Malnutrition is not just a cause of death; it’s a driver of illness, stunted growth, and developmental delays. It contributes directly to nearly half of all child deaths, and addressing it is essential for improving child survival.
At the recent Innovation and Action for Immunization and Child Survival Forum in Mozambique, we explored strategies that integrate nutrition into every stage of health care. This includes ensuring that pregnant women and infants receive the right nutrients from the start, strengthening community-based nutrition programs, and scaling up access to nutrient-rich foods and supplementation.
We also emphasized the importance of cross-sectoral action where nutrition is connected to clean water, sanitation, maternal health, and early childhood development. Affordable and sustainable solutions for nutrition must be scaled up to reach the most vulnerable populations, especially in rural and conflict-affected areas.
What are you personally hoping to contribute to – and take away from – the Innovation and Action for Immunization and Child Survival Forum, and how do you plan to apply these to accelerate progress in reducing preventable child deaths?

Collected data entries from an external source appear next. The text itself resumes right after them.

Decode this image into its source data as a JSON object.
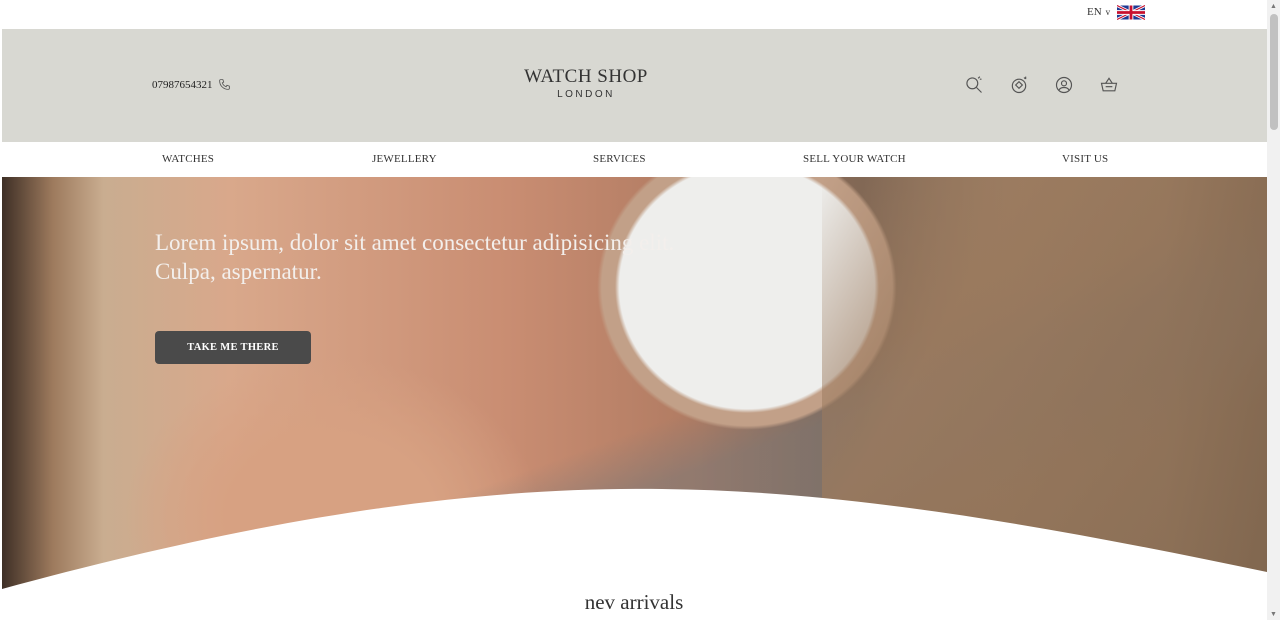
{
  "language": {
    "code": "EN",
    "chevron": "v",
    "flag": "uk-flag-icon"
  },
  "header": {
    "phone": "07987654321",
    "phone_icon": "phone-icon",
    "logo_main": "WATCH SHOP",
    "logo_sub": "LONDON",
    "icons": [
      "search-icon",
      "diamond-ring-icon",
      "account-icon",
      "basket-icon"
    ]
  },
  "nav": {
    "items": [
      {
        "label": "WATCHES"
      },
      {
        "label": "JEWELLERY"
      },
      {
        "label": "SERVICES"
      },
      {
        "label": "SELL YOUR WATCH"
      },
      {
        "label": "VISIT US"
      }
    ]
  },
  "hero": {
    "headline": "Lorem ipsum, dolor sit amet consectetur adipisicing elit. Culpa, aspernatur.",
    "button_label": "TAKE ME THERE"
  },
  "section": {
    "title": "nev arrivals"
  },
  "colors": {
    "header_bg": "#d8d8d2",
    "button_bg": "#4a4a4a",
    "text": "#333333"
  }
}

I’m excited to contribute by sharing UNICEF’s experience working with governments, partners, and communities to implement innovative, evidence-based solutions that ensure every child survives and thrives. This includes expanding immunization access, integrating nutrition and health services, and strengthening health systems in the hardest-to-reach areas.
From this important Forum, I take away new insights and partnerships that can help us scale up proven strategies, especially in areas where progress has been slower. The opportunity to exchange ideas and learn from other innovators is invaluable. I’m particularly focused on how we can better leverage digital tools, community health workers, and local leadership to accelerate our response and ensure equity.
Ultimately, what we take away from this Forum must lead to action on the ground. Which means applying the knowledge and connections discussed in Maputo this week, to continue to push for collective political will, financing, and systems needed to make preventable child deaths a thing of the past. The time is now. There is no other option.